Plans to introduce active travel in Cambridgeshire are on tenterhooks as the wait to see if government funding will be approved goes on.

The Cambridgeshire and Peterborough Combined Authority (CAPCA) Board voted to approve funding for walking and cycling infrastructure, subject to CAPCA’s bid being approved by Active Travel England (ATE).

Board members approved the funding on October 19 as the ATE, part of the Department for Transport, rated CAPCA’s bid for part of the government’s £30m Capability and Ambition Fund for 2022-23 as ‘good’.

“Approval means CAPCA and partners can be ready for a successful outcome and waste no time in getting projects off the ground within the 12-month timeframe stipulated by ATE,” said a CAPCA spokesperson.

The ‘Capability and Ambition Fund 2022-23' bid was submitted last month in partnership with Cambridgeshire County Council and Peterborough City Council.

ATE has now invited CAPCA to submit plans to the Capability and Ambition Fund of up to £823,637.

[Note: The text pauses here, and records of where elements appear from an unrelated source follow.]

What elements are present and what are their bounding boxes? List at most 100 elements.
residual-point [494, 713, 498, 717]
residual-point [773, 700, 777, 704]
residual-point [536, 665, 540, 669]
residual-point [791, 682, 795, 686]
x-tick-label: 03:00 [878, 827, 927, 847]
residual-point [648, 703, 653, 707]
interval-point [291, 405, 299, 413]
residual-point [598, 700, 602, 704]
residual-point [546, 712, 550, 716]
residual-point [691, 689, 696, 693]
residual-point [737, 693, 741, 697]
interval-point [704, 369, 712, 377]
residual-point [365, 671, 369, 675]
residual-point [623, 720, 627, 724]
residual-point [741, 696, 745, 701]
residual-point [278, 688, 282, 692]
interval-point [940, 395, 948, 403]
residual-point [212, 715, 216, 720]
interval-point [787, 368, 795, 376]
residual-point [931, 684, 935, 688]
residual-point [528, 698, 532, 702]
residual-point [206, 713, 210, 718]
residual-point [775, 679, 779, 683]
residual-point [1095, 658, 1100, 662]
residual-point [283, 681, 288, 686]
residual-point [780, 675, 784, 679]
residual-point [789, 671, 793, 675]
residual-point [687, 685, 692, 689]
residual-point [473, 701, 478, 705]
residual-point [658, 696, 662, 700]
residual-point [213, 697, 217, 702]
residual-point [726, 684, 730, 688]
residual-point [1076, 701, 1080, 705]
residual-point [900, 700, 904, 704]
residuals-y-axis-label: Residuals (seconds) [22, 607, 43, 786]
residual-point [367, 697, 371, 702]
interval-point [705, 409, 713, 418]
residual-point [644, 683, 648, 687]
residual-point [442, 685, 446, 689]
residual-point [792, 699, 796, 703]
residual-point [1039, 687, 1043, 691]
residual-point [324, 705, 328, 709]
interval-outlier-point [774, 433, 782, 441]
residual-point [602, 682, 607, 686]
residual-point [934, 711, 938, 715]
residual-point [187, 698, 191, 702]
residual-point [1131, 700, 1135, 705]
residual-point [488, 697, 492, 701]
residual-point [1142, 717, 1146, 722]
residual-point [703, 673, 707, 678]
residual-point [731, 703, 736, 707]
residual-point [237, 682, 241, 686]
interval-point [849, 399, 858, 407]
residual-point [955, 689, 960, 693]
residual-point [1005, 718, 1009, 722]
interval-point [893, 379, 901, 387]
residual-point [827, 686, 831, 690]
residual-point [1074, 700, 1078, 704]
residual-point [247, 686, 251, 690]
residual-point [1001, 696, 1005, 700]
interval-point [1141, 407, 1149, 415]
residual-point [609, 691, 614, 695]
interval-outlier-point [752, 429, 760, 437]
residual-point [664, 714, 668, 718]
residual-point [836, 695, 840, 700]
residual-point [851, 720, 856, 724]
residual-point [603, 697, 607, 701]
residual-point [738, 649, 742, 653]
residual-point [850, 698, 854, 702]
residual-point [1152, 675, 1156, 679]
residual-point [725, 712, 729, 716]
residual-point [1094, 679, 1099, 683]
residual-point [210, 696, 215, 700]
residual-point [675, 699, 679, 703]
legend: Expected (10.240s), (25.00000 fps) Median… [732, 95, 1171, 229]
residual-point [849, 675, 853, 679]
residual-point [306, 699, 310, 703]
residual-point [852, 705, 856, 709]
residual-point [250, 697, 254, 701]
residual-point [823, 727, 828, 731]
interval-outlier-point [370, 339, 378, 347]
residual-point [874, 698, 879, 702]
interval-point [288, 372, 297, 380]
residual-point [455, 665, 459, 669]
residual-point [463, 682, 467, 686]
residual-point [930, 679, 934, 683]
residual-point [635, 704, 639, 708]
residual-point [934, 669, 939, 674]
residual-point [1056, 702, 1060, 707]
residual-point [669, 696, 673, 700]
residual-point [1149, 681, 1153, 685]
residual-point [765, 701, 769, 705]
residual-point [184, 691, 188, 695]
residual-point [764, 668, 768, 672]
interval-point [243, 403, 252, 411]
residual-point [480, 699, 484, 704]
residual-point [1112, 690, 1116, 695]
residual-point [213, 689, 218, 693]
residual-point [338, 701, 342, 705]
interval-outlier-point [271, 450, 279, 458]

A further 25 per cent funding can also be awarded if ATE believe a local authority has submitted strong proposals.

CAPCA’s bid aims to develop local cycling and walking improvement plan priorities over one to 10-year periods in order to encourage more active travel to take place.

“The Combined Authority was rated level two (the range was between zero to four, four being high) when the majority of authorities were level one and none were classed as level four,” the CAPCA spokesperson said.

“The Fund enables ATE to focus investment on authorities with ambition and capability, whilst giving support for all committed authorities to boost capability to deliver high quality schemes.”

As well as £30m to support revenue projects, the second part of the fund includes £500m of grant funding to help capital and revenue schemes from 2022-23 to 2024-25.

A decision on whether ATE funding will be given to CAPCA is due at the end of this month, with funding issued by ATE in November.

A public consultation was carried out for both transport and active travel plans both in person and online over eight weeks in Cambridgeshire.

Councillor Neil Shailer, vice-chair of the county council’s highways and transport committee, said: “We want to put the health and wellbeing of our residents at the centre.”